Duncan Jones, director of the classic film Moon and the so-good movie Source Code, has continued his slump that started with Warcraft: The Beginning.
Actually, Netflix’s Mute qualifies as a total disaster—a film so bad that Jones might find himself looking for sitcom-TV gigs in the near future.
Alexander Skarsgard plays Leo, an Amish bartender in future Germany (you read that right) who lost his ability to speak in a boat-propeller accident as a kid. His girlfriend (Seyneb Saleh) disappears, sending him on a wild search that involves him hitting bad guys with big wooden sticks, like Joe Don Baker in Walking Tall.
In what seems like an entirely different movie, Paul Rudd plays Cactus Bill, a crooked doctor trying to get back to the United States with his daughter. Oh, and Cactus Bill hangs around with a pedophile doctor (Justin Theroux, saddled with a goofy wig). While this indeed feels like another movie, it’s also terrible.

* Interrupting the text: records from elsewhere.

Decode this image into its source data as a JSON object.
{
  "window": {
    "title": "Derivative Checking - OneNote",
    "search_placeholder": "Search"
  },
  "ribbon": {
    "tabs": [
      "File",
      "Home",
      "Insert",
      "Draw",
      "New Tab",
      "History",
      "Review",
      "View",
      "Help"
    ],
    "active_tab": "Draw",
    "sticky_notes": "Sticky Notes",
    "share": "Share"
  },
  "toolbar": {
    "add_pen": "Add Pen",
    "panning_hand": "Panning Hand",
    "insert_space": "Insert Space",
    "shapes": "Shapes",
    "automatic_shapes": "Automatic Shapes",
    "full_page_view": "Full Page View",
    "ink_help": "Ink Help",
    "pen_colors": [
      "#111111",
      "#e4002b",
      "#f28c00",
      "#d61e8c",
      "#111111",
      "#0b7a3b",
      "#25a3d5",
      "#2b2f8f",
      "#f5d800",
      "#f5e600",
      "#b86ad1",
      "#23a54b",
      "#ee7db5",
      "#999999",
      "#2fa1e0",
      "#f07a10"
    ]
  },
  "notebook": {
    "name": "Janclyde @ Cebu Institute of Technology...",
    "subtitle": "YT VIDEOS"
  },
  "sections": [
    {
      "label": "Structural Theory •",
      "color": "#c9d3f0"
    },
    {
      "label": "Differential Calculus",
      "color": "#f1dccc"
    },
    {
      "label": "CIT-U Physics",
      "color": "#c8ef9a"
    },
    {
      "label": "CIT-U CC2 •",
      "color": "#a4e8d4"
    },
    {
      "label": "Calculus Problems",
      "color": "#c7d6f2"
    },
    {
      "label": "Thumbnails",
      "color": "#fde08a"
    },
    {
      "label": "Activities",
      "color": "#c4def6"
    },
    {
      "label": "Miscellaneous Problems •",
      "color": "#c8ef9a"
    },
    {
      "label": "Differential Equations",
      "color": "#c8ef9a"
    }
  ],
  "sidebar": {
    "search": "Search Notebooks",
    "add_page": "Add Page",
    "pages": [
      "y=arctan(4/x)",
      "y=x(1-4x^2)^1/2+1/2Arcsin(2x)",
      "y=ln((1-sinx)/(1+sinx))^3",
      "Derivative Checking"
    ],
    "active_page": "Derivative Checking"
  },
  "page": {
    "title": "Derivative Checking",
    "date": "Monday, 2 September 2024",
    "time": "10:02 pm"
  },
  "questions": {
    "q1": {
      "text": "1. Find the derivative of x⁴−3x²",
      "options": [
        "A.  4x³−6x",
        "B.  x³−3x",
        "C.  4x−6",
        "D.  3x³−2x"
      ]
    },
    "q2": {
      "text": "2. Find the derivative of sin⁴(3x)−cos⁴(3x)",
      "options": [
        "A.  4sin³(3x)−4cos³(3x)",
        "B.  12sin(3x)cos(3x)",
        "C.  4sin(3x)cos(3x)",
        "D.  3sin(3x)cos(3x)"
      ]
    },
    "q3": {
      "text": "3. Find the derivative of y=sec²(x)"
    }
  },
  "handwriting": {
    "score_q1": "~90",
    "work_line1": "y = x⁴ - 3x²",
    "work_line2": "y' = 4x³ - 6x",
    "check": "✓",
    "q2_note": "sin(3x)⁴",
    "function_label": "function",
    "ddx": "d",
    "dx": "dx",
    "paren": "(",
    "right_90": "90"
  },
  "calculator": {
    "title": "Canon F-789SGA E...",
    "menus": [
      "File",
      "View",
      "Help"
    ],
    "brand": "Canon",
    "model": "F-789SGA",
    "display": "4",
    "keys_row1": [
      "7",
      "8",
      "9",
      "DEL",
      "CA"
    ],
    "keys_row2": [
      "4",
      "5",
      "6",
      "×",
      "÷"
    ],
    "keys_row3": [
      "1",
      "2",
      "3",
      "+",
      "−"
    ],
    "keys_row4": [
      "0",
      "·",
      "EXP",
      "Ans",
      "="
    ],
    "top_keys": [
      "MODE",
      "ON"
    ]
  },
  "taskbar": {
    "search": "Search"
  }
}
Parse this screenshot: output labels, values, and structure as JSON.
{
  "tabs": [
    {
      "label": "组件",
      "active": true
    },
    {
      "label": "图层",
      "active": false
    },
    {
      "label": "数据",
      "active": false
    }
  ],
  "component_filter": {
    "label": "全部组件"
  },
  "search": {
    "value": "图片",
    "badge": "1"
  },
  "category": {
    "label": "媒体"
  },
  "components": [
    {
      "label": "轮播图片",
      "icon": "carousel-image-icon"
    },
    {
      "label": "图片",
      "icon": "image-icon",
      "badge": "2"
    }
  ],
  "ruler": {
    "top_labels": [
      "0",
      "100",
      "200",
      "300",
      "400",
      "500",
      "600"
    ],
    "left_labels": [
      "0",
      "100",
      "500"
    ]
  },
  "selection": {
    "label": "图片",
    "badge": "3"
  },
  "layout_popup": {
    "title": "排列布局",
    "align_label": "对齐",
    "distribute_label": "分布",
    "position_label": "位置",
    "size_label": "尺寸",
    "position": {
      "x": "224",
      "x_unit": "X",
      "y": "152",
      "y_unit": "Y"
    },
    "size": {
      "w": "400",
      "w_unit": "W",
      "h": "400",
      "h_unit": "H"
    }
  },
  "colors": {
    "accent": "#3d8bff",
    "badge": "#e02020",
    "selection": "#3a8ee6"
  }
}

Skarsgard runs around a lot looking all helpless, while the usually ever-reliable Rudd resorts to lots of gum-chewing and a big, meaty mustache with chops to look tough. (God dammit, I hate that!) Theroux relies far too heavily on the word “Babe!” to distinguish his character in what amounts to his worst role to date. It’s not easy to make the likes of Rudd and Theroux look bad—and Jones makes them look awful.
The future setting looks like a cheap Blade Runner knock-off; the dialogue is deplorable; and, to repeat, Rudd and Theroux look terrible. That’s a cinematic crime.
Mute is currently streaming on Netflix.